My dear Oscar,
In these days Jewish folks around the world are celebrating Chanukkah (or as it is also known by the majority of people the “Festival of Lights”): each year for eight days between late November and the month of December, families gather to dine together, exchange little gifts and of course to light the candles placed on specific nine-branched candleholders (or menorrahs). The Festival takes origin from an episode told in the First and Second Book of Maccabees (although Jews preferably refer to other sources such as the Talmud), when the Jewish people, who had just been set free from the Seleucid domination, returned to their land and reconsecrated the Temple in Jerusalem that, in the meanwhile, had been partially devastated and used for pagan rituals. The Law required that candelabra should be lit permanently, but everything the Jews could find at their return to Jerusalem was a single flask containing a small amount of oil sufficient to light up the lamps just for one day. Miraculously the little oil contained in the flask lasted enough to light up the lamps in the Temple for eight days and left them time to find a new supply.
As many other biblical and holy texts, the episode giving origin to Chanukkah teaches us many things: first of all it gives us an amazing example of the value and importance of hope. Clearly, the Jews who lit the lamps using the little oil they had found in their half-destroyed temple couldn’t know (nor even imagine) about the miracle that was about to happen; but they hoped wholeheartedly that God would have never abandoned them and would have provided His people with all the means necessary to fulfill the law.

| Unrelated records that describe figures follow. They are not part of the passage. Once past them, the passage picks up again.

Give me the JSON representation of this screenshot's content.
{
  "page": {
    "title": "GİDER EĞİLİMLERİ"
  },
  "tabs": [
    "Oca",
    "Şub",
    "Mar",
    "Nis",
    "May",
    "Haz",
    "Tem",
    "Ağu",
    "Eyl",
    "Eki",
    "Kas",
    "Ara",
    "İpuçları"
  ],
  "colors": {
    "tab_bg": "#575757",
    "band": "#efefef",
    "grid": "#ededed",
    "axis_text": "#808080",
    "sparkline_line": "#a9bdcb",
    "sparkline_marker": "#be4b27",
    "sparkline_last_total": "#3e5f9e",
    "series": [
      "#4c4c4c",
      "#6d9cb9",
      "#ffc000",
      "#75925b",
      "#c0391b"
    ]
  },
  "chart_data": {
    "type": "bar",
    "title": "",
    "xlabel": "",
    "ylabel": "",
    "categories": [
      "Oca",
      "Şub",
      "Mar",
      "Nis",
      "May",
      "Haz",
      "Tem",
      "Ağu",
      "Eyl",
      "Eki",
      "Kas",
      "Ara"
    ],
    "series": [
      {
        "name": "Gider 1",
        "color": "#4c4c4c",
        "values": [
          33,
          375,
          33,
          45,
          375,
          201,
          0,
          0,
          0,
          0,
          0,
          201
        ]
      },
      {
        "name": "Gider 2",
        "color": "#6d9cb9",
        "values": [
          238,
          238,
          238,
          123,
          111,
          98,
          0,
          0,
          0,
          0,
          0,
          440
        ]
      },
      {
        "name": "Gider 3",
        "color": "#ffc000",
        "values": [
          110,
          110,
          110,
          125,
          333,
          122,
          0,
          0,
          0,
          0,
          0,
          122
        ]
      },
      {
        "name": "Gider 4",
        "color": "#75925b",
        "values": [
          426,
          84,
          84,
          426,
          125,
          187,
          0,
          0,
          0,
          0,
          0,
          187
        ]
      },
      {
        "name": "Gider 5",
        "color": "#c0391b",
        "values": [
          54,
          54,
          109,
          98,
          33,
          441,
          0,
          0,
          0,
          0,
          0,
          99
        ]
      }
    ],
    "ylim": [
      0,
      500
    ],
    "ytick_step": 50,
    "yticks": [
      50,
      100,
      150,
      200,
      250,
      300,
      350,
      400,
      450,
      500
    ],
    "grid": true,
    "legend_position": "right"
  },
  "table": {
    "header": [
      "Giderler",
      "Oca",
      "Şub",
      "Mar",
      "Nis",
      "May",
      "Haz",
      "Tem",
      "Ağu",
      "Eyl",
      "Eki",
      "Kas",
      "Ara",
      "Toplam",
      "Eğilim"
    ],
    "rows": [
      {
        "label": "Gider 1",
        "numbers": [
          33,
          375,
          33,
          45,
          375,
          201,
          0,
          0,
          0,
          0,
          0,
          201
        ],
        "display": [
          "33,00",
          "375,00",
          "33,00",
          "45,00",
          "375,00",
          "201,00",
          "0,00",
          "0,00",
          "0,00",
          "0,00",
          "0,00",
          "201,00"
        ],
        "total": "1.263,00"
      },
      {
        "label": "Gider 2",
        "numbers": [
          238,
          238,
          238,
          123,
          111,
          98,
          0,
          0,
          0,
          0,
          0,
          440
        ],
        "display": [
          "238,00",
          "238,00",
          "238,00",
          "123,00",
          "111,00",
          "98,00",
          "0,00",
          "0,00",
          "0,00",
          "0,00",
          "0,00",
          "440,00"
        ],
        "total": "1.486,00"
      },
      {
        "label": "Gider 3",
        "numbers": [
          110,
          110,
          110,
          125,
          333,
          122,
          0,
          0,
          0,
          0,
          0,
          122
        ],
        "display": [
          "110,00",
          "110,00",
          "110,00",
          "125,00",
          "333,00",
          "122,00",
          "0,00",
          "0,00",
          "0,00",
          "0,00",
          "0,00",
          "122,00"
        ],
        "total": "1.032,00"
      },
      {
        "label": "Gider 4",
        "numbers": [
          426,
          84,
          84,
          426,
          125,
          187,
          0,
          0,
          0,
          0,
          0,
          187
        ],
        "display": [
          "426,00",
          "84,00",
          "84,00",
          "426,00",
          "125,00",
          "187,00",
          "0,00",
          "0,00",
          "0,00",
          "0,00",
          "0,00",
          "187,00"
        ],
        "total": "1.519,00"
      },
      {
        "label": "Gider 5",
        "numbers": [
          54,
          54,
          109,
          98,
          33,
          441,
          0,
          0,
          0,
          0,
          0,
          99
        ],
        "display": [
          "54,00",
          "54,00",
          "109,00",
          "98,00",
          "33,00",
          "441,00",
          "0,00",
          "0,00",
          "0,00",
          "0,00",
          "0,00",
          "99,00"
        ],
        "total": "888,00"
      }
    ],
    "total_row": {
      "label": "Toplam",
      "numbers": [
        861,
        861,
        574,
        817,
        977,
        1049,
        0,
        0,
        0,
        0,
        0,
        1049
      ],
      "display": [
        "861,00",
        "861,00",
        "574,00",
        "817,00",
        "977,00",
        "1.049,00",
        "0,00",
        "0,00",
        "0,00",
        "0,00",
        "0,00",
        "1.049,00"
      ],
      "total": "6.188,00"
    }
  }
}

Hope is undoubtedly a key-concept within Judaism; nonetheless, it’s a central notion in Christian ethics too, to the point that, along with Faith and Compassion, Hope is the first of the three theological virtues and often intended as a presupposition of Faith, which in turn has to express itself through good deeds and compassion or love to others (as it is in the original concept of the word “charitas”, deriving from the Greek “charis” which means, among other things, God’s grace: when we are touched by God’s Love, we get “graced” and enabled to spread this love around us towards other people). On the opposite side, as Dante reminds us in his Divine Comedy the door to Hell carries the inscription “Abandon all hope you who enter there” (Inferno, canto III, line 9), to suggest that, where there is no divine Love or Grace, also Hope can’t be found; yet, the very same door is depicted broken after Christ’s descent to the infernal underworld to signify that Love and Hope prevail over the most absolute darkness. God’s Love rules everywhere even in the depth of Hell, bringing compassion and hope in the spiritual desolation.
The second important teaching the episode of Chanukkah gives us is about Law: God always give us what we require to abide by His Law. Still in the transition from Hebraism to Christianity the concept of law gets radically reshaped to the point that it’s often said that Christ came to have the law (to wit the whole complex of Jewish mitzvot) replaced by love. But the Law is not nullified in Christianity: when Jesus Christ was asked which commandment (mitzvah) was the most important of all, he answered: “The most important one is this: ‘Hear, O Israel: The Lord our God, the Lord is one. Love the Lord your God with all your heart and with all your soul and with all your mind and with all your strength.’ The second is this: ‘Love your neighbor as yourself.’ There is no commandment greater than these.” (Matthew 22, 34-40).
To paraphrase the Scriptures this means that according to Jesus to comply with God’s Law only two things are required: to love God above everything else and with all our energies and to love our neighbour. Nevertheless, if we carefully look at the Gospel verses, Jesus doesn’t simply say to love our neighbours, but to love them as much as we love ourselves; in other words, self-love is not necessarily the opposite of selflessness and compassion, but their precondition. Only if we love ourselves, we are able to spread this love outside and to be compassionate and caring towards other people.
Thus, dear boy, not unlike those Jews that lit the lamps in the Temple with the little oil they had found and with a great dose of hope and trust in their Lord, use every inspiring word, every tiny gesture of love and everything that makes you smile to kindle the hope in your heart and keep it lit. And every time you feel that loving yourself is too hard, remember that God loves you endlessly and He is always ready and willing to give you His love to allow you to love yourself by reflex and be able to love other people too.